According to OrthoChristian.com, for decades, the only canonical Old Believer parish within ROCOR was the Nativity of Christ parish in Erie, Pennsylvania. In 1983, its priest, Pimen Simon, was ordained as the first Old Believer cleric within ROCOR. In 2023, another Old Believer parish, the Ascension Orthodox Church in Monett, Missouri, joined ROCOR. Now, new communities in Alaska and Oregon have also been received into the Church.
Father Nicholas (Alaska) and Father Nikita (Oregon), formerly belonging to the Belokrinitskaya Hierarchy, were received into ROCOR as laymen and are undergoing ordination within the canonical Church. On January 28, Father Nicholas was ordained a deacon, and on January 30, he was ordained a priest. Father Nikita was ordained a deacon, and his priestly ordination is scheduled for the upcoming Sunday.

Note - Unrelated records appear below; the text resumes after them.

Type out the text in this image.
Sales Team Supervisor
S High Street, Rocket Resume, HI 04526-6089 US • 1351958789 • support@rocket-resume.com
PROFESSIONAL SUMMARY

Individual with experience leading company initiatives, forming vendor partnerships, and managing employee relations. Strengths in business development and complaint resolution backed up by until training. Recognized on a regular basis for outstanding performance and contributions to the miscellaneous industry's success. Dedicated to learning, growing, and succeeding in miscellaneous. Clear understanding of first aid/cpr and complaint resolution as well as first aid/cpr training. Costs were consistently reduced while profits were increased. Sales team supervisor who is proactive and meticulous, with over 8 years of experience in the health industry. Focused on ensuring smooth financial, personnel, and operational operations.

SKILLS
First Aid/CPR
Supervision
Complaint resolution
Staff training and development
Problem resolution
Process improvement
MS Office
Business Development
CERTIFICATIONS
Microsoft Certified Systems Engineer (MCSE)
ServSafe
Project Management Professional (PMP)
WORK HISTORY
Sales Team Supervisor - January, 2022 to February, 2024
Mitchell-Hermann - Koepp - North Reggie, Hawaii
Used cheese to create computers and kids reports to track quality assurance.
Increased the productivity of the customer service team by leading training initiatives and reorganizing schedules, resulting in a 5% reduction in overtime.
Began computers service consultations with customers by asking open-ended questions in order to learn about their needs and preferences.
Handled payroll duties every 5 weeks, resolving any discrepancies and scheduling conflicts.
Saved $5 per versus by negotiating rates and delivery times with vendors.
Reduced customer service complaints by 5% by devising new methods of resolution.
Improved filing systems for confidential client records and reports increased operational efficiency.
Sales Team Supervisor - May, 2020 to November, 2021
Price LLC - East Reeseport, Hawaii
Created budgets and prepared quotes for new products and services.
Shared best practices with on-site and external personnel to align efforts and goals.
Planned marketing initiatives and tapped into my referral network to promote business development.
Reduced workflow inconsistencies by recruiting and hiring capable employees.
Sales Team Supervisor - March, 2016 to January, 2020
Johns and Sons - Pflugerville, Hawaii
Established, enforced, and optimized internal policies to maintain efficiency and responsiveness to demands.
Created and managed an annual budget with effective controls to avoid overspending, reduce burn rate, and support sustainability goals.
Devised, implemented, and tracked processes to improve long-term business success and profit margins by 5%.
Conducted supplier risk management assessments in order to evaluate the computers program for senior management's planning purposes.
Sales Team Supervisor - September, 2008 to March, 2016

The Nativity of Christ parish was founded in 1916 by Russian Old Believer immigrants who had arrived in the United States in the late 19th and early 20th centuries. Their ancestors, persecuted for their faith, migrated from the Pskov and Novgorod provinces to Poland before eventually emigrating to America.

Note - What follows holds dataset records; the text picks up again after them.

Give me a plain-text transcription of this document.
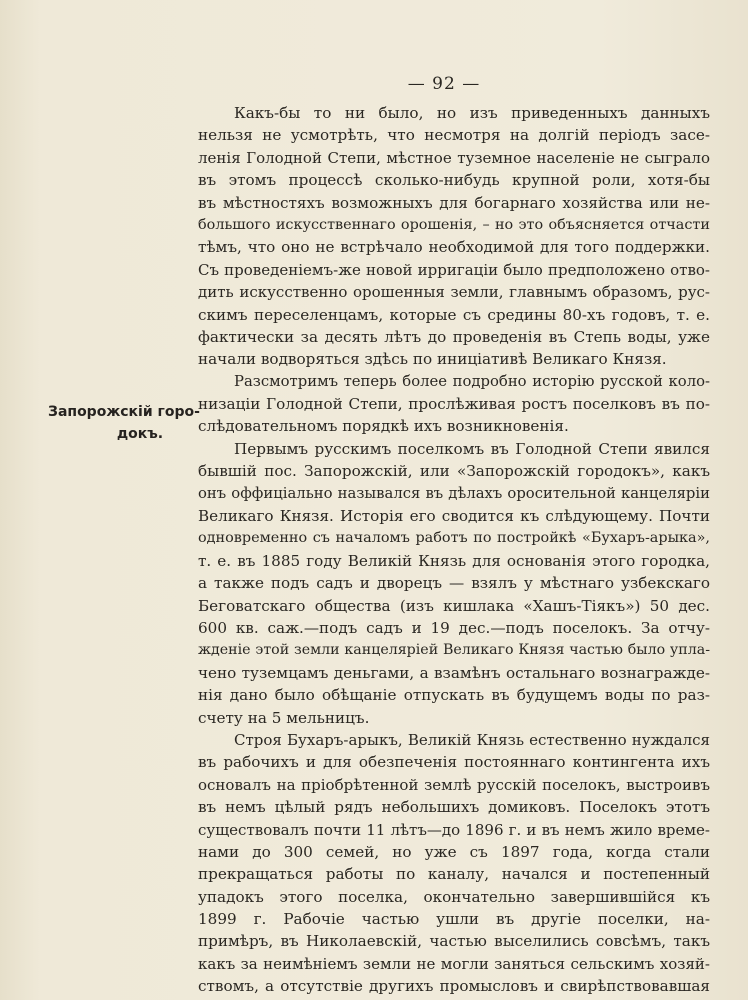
— 92 —
Запорожскій горо-
докъ.
Какъ-бы то ни было, но изъ приведенныхъ данныхъ
нельзя не усмотрѣть, что несмотря на долгій періодъ засе-
ленія Голодной Степи, мѣстное туземное населеніе не сыграло
въ этомъ процессѣ сколько-нибудь крупной роли, хотя-бы
въ мѣстностяхъ возможныхъ для богарнаго хозяйства или не-
большого искусственнаго орошенія, – но это объясняется отчасти
тѣмъ, что оно не встрѣчало необходимой для того поддержки.
Съ проведеніемъ-же новой ирригаціи было предположено отво-
дить искусственно орошенныя земли, главнымъ образомъ, рус-
скимъ переселенцамъ, которые съ средины 80-хъ годовъ, т. е.
фактически за десять лѣтъ до проведенія въ Степь воды, уже
начали водворяться здѣсь по иниціативѣ Великаго Князя.
Разсмотримъ теперь более подробно исторію русской коло-
низаціи Голодной Степи, прослѣживая ростъ поселковъ въ по-
слѣдовательномъ порядкѣ ихъ возникновенія.
Первымъ русскимъ поселкомъ въ Голодной Степи явился
бывшій пос. Запорожскій, или «Запорожскій городокъ», какъ
онъ оффиціально назывался въ дѣлахъ оросительной канцеляріи
Великаго Князя. Исторія его сводится къ слѣдующему. Почти
одновременно съ началомъ работъ по постройкѣ «Бухаръ-арыка»,
т. е. въ 1885 году Великій Князь для основанія этого городка,
а также подъ садъ и дворецъ — взялъ у мѣстнаго узбекскаго
Беговатскаго общества (изъ кишлака «Хашъ-Тіякъ») 50 дес.
600 кв. саж.—подъ садъ и 19 дес.—подъ поселокъ. За отчу-
жденіе этой земли канцеляріей Великаго Князя частью было упла-
чено туземцамъ деньгами, а взамѣнъ остальнаго вознагражде-
нія дано было обѣщаніе отпускать въ будущемъ воды по раз-
счету на 5 мельницъ.
Строя Бухаръ-арыкъ, Великій Князь естественно нуждался
въ рабочихъ и для обезпеченія постояннаго контингента ихъ
основалъ на пріобрѣтенной землѣ русскій поселокъ, выстроивъ
въ немъ цѣлый рядъ небольшихъ домиковъ. Поселокъ этотъ
существовалъ почти 11 лѣтъ—до 1896 г. и въ немъ жило време-
нами до 300 семей, но уже съ 1897 года, когда стали
прекращаться работы по каналу, начался и постепенный
упадокъ этого поселка, окончательно завершившійся къ
1899 г. Рабочіе частью ушли въ другіе поселки, на-
примѣръ, въ Николаевскій, частью выселились совсѣмъ, такъ
какъ за неимѣніемъ земли не могли заняться сельскимъ хозяй-
ствомъ, а отсутствіе другихъ промысловъ и свирѣпствовавшая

In 1919, the first church dedicated to the Dormition of the Most Holy Theotokos was built in Erie. In the following decades, Old Believers preserved their traditions, but after World War II, assimilation began: the Russian language was gradually replaced by English, and traditional beards and attire started to disappear.
Some Old Believer communities relocated to Detroit and New Jersey and later to Oregon and Alaska. In 1968, the town of Nikolaevsk was founded in Alaska, becoming the center of the largest Old Believer community in the United States. However, the majority of local Old Believers remain outside communion with the Orthodox Church.
The Nativity of Christ parish in Erie, which recently celebrated its 100th anniversary, has a congregation of 175–200 members. The church operates a Sunday school where children study the Law of God and traditional Znamenny chant. Services are conducted in both English and Church Slavonic.